Published: 16 October 2013

Abstract

Background

Schizophrenic patients show lower incidences of cancer, implicating schizophrenia may be a protective factor against cancer. To study the genetic correlation between the two diseases, a specific PPI network was constructed with candidate genes of both schizophrenia and hepatocellular carcinoma. The network, designated schizophrenia-hepatocellular carcinoma network (SHCN), was analysed and cliques were identified as potential functional modules or complexes. The findings were compared with information from pathway databases such as KEGG, Reactome, PID and ConsensusPathDB.

Results

The functions of mediator genes from SHCN show immune system and cell cycle regulation have important roles in the eitology mechanism of schizophrenia. For example, the over-expressing schizophrenia candidate genes, SIRPB1, SYK and LCK, are responsible for signal transduction in cytokine production; immune responses involving IL-2 and TREM-1/DAP12 pathways are relevant for the etiology mechanism of schizophrenia.

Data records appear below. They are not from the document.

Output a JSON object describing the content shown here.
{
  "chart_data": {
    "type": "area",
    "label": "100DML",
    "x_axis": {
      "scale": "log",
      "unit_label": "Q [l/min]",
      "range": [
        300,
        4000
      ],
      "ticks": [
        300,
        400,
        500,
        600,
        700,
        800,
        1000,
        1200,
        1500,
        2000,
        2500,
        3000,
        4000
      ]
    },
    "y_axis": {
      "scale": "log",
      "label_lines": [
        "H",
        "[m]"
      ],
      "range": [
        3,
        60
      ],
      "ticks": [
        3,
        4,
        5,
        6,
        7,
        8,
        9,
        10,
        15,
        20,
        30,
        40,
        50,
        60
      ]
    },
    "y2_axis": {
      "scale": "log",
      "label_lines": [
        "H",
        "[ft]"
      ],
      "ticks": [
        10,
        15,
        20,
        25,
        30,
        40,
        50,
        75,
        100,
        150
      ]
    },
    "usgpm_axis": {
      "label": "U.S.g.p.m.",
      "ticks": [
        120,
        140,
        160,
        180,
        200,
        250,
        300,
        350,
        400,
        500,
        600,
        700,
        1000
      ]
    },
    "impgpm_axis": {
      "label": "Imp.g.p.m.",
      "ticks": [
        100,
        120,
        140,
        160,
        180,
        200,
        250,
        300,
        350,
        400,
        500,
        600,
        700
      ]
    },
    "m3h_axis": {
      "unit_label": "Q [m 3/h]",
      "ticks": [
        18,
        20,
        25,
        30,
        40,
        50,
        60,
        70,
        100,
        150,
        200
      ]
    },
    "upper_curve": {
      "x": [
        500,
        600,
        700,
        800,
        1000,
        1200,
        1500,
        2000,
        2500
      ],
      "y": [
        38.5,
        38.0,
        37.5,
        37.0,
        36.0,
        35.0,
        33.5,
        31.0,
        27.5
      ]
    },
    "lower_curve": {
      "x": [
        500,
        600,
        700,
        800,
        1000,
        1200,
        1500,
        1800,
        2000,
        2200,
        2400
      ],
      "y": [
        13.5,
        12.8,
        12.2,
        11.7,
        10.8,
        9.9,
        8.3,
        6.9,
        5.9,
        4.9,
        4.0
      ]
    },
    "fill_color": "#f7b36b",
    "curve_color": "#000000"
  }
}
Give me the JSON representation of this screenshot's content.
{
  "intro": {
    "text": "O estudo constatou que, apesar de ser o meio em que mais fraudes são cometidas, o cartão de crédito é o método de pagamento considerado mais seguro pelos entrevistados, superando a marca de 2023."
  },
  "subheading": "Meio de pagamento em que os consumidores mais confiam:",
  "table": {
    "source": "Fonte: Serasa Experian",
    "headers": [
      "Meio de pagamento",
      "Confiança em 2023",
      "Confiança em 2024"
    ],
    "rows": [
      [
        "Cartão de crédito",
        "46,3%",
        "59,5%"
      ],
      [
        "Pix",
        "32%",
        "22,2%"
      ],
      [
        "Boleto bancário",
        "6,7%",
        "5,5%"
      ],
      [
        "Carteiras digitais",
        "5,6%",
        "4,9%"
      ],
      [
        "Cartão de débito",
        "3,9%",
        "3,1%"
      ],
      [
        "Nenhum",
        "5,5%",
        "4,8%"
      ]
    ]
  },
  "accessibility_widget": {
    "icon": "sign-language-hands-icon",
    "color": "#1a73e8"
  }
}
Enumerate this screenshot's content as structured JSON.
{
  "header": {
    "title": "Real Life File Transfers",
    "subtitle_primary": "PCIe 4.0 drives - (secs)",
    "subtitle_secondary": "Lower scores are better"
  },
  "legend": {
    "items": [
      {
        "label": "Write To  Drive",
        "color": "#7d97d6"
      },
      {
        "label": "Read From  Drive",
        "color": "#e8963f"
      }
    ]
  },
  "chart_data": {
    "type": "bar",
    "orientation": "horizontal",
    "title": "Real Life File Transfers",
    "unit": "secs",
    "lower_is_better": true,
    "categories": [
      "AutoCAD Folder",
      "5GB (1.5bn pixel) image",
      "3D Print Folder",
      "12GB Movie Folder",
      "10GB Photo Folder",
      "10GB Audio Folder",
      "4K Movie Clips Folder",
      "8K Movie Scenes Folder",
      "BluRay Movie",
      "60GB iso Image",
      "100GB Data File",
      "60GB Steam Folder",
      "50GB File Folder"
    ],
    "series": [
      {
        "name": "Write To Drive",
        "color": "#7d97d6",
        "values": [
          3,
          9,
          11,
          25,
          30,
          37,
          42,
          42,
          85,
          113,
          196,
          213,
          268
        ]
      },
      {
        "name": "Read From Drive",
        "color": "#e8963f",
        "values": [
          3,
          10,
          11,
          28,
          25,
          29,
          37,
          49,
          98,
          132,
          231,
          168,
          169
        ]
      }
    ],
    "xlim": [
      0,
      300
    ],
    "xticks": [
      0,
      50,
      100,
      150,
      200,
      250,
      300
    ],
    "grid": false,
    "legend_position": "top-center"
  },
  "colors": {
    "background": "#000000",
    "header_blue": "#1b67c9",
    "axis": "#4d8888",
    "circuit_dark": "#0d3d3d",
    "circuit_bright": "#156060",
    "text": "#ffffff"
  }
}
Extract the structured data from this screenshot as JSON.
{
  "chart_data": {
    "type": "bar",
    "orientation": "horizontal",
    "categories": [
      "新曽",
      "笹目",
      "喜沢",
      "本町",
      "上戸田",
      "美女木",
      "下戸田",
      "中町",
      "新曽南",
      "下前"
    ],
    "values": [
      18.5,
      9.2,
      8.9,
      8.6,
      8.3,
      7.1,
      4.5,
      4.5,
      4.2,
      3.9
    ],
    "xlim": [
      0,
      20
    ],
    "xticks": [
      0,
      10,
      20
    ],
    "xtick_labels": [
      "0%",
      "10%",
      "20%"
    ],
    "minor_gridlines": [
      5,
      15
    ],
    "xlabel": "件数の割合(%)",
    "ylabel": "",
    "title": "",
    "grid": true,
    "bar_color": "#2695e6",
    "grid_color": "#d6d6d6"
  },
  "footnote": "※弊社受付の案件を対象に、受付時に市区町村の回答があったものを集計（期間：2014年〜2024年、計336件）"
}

Novel treatments were proposed by searching the target genes of FDA approved drugs with genes in potential protein complexes and pathways. It was found that Vitamin A, retinoid acid and a few other immune response agents modulated by RARA and LCK genes may be potential treatments for both schizophrenia and hepatocellular carcinoma.

Conclusions

This is the first study showing specific mediator genes in the SHCN which may suppress tumors. We also show that the schizophrenic protein interactions and modulation with cancer implicates the importance of immune system for etiology of schizophrenia.